The National Academy of Sciences, India
- Abbreviation: NASI
- Formation: 1930; 96 years ago
- Established: 1930; 96 years ago
- Founder: Prof. Meghnad Saha
- Location: 5, Lajpat Rai Road, Mumfordganj, Prayagraj, Uttar Pradesh 211002, India;
- Coordinates: 25°29′06″N 81°52′34″E﻿ / ﻿25.48497°N 81.87606°E
- Members: 1,765 (2019)
- President: Prof. Vinod K. Singh
- Website: nasi.ac.in
- Formerly called: The Academy of Sciences of United Provinces of Agra and Oudh

= National Academy of Sciences, India =

Learned society and academy in India devoted to science

The National Academy of Sciences, India, also known as NASI, was established in 1930 and is the oldest science academy of India. It is located in Prayagraj, Uttar Pradesh. Prof. Meghnad Saha was the founder president.

==Fellows==
- Sneh Bhargava
- Suddhasatwa Basu
- Sudha Bhattacharya
- Chittoor Mohammed Habeebullah
- Vinod Krishan
- Rajender Singh Sangwan
- Ram Parikshan Roy
- Anil Rastogi
- Dipanjan Roy
- Malathi LakshmiKumaran

==Publications==
Proceedings of the National Academy of Sciences, India was a peer-review scientific journal established in 1930. It split in two parts in 1942.
- Proceedings of the National Academy of Sciences, India Section A: Physical Sciences
- Proceedings of the National Academy of Sciences, India Section B: Biological Sciences
The academy also publishes National Academy Science Letters.

NASI published the Proceedings of NASI, Sec. A & B, each in IV parts and National Academy Science Letters in VI parts, in collaboration with the Springer Nature, every year.

National Academy Science Letters received Impact Factor (IF) as 1.2 in 2023-24 from Thomson Reuters; about 1200 papers were received from thirty countries/regions every year.

PNASI, Sec. A received Impact Factor (IF) as 0.80 in 2023-24 from Thomson Reuters; and about 450 papers were received from twenty-five countries/regions every year.

The PNASI, Sec. B received Cite Score as 2.4 in 2023-24 from Scopus; and about 600 papers were received from thirty-seven countries/regions every year.

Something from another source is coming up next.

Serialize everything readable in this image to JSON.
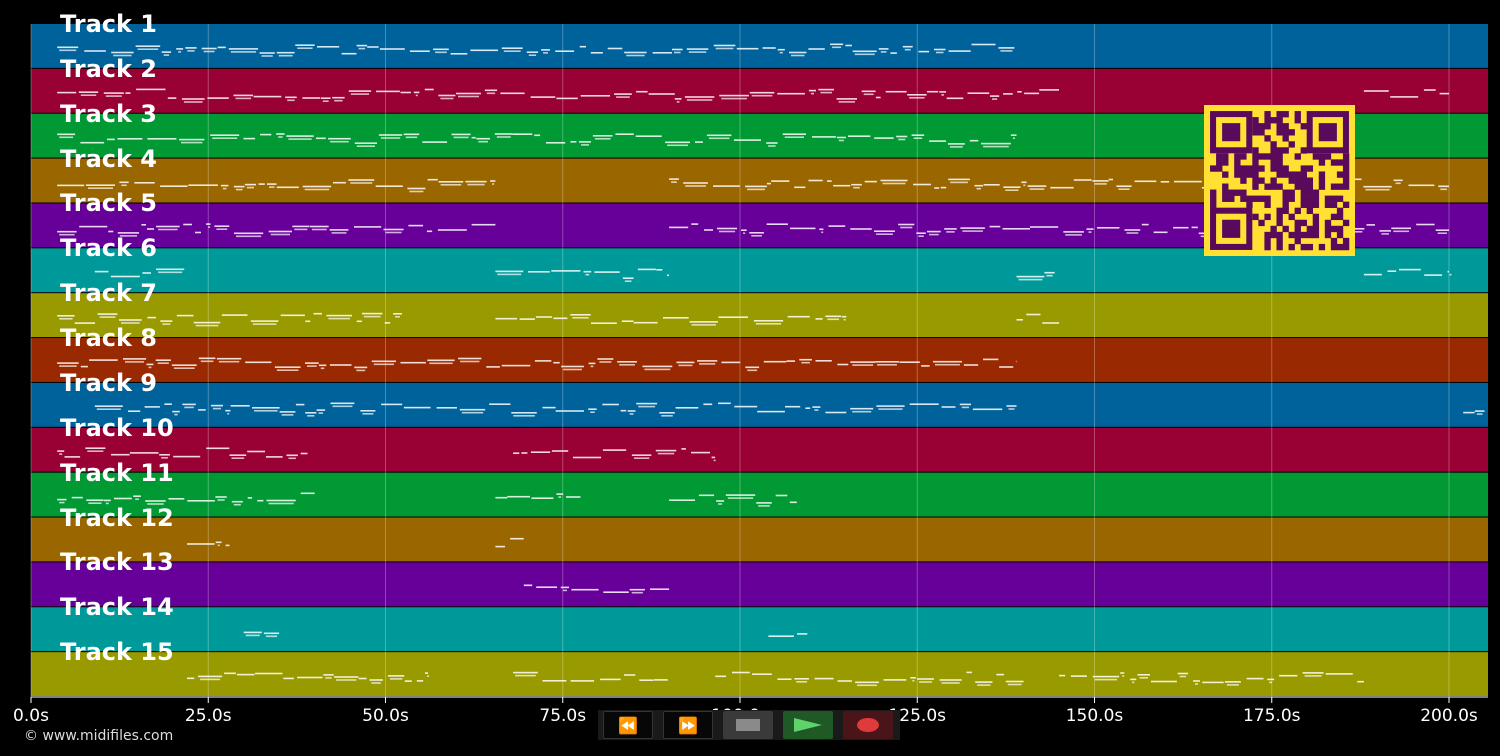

Many special publications were released at New Delhi on the occasion of the "Closing Ceremony of the Anniversary Celebrations of 'Ba & Bapu' and Prof. Meghnad Saha". These were the collection of the Lectures delivered (in the memory of these three great personalities of the world) by the distinguished persons in different parts of the country.

Special Issue on "Remote Sensing", which most downloaded journal of the physics in the world,2017. Published in PNASI, Sec-A.

An important book on "Vector Biology and Control" was also published.

== Major Accomplishments (in past few years) ==
The Academy also created two galleries (other than the Ganga-gallery at Prayagraj) on the rivers Brahmaputra and Cauvery respectively at Guwahati (with the partial support of the Govt. of Assam) and Mysuru (with total support of the Govt. of Karnataka), during the years of the report. NASI also undertook several projects on water; and scientifically rejuvenated the baolies (step-wells of about 200 years ago) at Bundelkhand area of MP with the scientific support of MPCOST, Bhopal and the BARC, Mumbai. All these facilities have been dedicated to the Nation.